Subjugated peoples have always had the courage and persistence to demand equality

August 20

GUEST: Sijal Nasralla, Campaign Director of the MPower Change, an organization that promotes human rights for Muslims both in the US and around the world, talks about growing up in Palestine and trying to change the racist narrative about Muslim immigrants living in our country.

You Can't Reform Haram

Muslims in the US face racism because it comes from the top. Trump, like most destructive tyrants, uses racial hatreds to gain power. Republicans have been dong that for decades to win elections. Democrats have a more subtile racism, as practiced by the grifter Clintons. Bill and Hillary used phrases like "super predator" when they wanted to play the race card.

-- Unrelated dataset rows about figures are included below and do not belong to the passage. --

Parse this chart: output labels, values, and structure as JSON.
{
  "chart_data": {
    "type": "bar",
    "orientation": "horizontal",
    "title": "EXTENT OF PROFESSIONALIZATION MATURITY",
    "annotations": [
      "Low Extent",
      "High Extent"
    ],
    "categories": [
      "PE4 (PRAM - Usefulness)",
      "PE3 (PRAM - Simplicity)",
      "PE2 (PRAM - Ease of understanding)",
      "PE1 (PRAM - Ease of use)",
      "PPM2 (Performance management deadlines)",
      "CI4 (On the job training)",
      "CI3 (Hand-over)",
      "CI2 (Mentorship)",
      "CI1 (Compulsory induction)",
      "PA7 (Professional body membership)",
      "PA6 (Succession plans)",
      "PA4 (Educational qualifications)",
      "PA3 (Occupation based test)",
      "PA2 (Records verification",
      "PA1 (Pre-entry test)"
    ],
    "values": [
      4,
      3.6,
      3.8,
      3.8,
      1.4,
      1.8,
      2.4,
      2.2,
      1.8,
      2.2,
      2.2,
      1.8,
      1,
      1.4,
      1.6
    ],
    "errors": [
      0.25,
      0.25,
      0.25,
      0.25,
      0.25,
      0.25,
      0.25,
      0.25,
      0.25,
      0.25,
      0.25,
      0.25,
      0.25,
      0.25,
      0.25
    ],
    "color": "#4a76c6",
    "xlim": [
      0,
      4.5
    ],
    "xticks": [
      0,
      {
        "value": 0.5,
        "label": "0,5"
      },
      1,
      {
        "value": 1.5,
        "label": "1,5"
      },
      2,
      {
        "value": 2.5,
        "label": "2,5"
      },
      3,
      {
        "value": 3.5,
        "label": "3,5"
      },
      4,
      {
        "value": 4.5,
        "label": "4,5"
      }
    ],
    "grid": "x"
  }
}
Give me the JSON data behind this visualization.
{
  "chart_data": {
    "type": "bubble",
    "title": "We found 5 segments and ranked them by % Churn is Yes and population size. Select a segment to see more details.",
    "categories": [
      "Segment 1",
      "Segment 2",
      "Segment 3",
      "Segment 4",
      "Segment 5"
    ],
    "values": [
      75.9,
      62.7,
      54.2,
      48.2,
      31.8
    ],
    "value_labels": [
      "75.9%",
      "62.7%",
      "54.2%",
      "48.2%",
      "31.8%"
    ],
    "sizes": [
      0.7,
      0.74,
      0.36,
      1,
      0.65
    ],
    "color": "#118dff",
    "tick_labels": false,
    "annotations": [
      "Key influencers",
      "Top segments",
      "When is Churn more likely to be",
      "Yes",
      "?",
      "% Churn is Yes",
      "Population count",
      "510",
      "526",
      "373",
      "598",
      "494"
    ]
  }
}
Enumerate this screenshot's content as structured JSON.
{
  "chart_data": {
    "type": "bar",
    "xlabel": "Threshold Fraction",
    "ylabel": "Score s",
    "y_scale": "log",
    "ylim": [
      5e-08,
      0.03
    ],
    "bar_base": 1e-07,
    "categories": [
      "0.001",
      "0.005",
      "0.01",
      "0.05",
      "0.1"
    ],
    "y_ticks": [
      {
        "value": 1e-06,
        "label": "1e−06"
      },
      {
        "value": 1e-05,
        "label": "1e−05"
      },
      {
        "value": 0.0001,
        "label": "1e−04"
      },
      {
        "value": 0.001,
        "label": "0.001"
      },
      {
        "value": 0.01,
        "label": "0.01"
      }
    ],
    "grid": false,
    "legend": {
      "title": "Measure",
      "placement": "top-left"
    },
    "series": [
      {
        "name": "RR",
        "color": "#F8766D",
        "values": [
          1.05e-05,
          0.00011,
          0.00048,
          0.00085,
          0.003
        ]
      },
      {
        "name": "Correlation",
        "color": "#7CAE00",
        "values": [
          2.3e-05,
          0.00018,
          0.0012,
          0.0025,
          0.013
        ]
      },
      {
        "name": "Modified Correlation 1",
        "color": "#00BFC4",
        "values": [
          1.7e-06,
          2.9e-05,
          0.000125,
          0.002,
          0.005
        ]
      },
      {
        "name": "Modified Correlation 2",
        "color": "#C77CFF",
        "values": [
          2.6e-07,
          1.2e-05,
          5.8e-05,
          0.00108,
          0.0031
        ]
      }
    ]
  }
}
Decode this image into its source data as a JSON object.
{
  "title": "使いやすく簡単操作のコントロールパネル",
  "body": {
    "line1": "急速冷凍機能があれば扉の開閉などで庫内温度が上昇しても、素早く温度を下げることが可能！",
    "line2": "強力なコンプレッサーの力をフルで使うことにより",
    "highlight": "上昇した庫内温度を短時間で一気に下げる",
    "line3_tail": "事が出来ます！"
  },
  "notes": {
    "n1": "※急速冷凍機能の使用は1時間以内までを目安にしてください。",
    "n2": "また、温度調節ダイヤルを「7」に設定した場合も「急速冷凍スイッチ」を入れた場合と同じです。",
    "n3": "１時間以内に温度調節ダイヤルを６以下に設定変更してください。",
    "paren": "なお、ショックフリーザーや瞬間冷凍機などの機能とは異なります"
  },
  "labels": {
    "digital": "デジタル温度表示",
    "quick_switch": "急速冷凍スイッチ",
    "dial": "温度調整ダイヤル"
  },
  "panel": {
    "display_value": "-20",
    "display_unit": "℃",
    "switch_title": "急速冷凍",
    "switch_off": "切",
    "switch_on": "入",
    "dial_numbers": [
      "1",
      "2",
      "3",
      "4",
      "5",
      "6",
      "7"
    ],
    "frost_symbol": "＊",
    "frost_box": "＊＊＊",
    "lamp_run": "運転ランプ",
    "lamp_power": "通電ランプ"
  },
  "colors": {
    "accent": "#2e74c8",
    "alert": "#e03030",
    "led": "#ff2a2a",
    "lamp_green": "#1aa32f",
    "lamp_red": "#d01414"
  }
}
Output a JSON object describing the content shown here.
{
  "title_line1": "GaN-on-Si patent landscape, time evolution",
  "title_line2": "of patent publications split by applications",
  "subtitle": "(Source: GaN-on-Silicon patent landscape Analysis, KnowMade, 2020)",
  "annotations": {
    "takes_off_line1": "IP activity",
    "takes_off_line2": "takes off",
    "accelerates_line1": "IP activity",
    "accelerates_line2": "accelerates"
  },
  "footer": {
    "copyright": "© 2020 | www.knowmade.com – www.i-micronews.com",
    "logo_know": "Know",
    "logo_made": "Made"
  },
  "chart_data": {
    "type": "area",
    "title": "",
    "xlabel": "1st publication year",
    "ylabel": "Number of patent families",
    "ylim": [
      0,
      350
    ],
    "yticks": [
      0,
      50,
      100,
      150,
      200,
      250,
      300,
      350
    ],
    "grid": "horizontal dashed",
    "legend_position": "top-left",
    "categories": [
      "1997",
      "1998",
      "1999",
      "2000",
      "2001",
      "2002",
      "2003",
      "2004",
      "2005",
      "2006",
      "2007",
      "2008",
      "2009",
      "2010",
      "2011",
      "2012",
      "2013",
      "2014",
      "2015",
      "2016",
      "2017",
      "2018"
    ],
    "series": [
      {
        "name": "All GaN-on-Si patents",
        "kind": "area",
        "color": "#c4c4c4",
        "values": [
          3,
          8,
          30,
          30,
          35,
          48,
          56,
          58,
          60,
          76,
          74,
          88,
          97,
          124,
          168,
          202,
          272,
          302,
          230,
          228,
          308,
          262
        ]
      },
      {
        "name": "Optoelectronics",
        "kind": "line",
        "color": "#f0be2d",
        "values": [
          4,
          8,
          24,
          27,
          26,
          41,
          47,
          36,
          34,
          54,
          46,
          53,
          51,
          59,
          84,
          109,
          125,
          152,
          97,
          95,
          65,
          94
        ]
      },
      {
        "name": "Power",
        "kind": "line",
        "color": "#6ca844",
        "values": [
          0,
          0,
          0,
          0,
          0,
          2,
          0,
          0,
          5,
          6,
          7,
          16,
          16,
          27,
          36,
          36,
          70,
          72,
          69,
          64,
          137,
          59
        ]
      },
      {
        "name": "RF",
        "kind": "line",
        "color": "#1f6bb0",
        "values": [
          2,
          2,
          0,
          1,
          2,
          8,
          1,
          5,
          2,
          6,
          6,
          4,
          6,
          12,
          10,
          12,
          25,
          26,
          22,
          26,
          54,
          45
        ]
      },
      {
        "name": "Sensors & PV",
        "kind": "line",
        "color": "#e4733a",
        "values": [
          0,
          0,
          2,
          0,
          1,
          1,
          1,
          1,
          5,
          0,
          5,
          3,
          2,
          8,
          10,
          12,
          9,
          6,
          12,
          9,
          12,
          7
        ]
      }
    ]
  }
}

But subjugated peoples have always had the courage and persistence to demand equality. Sometimes this courage ends in genocide, as with America's indigenous peoples. Muslims are torn between these two extremes: stay safe and internalize the hatred around them, or speak out and demand to be a full citizen of this supposed democracy.

MPower Change is all about having the courage to be a Muslim in a toxic society. Toxic because the US has killed millions in the Middle East, occupied land through illegal invasions, and stolen the oil and natural resources that belong to the peoples who live there. We are a predatory state, a privateer enterprise and only the American people don't know. Muslims living the US, however, do know. Like Blacks, they realize the viscousness of a state run by neoliberal madmen, intent on enriching themselves at the expense of everyone else in the world.

Like Black people, Muslims are figuring out how to preserve their identity and resist.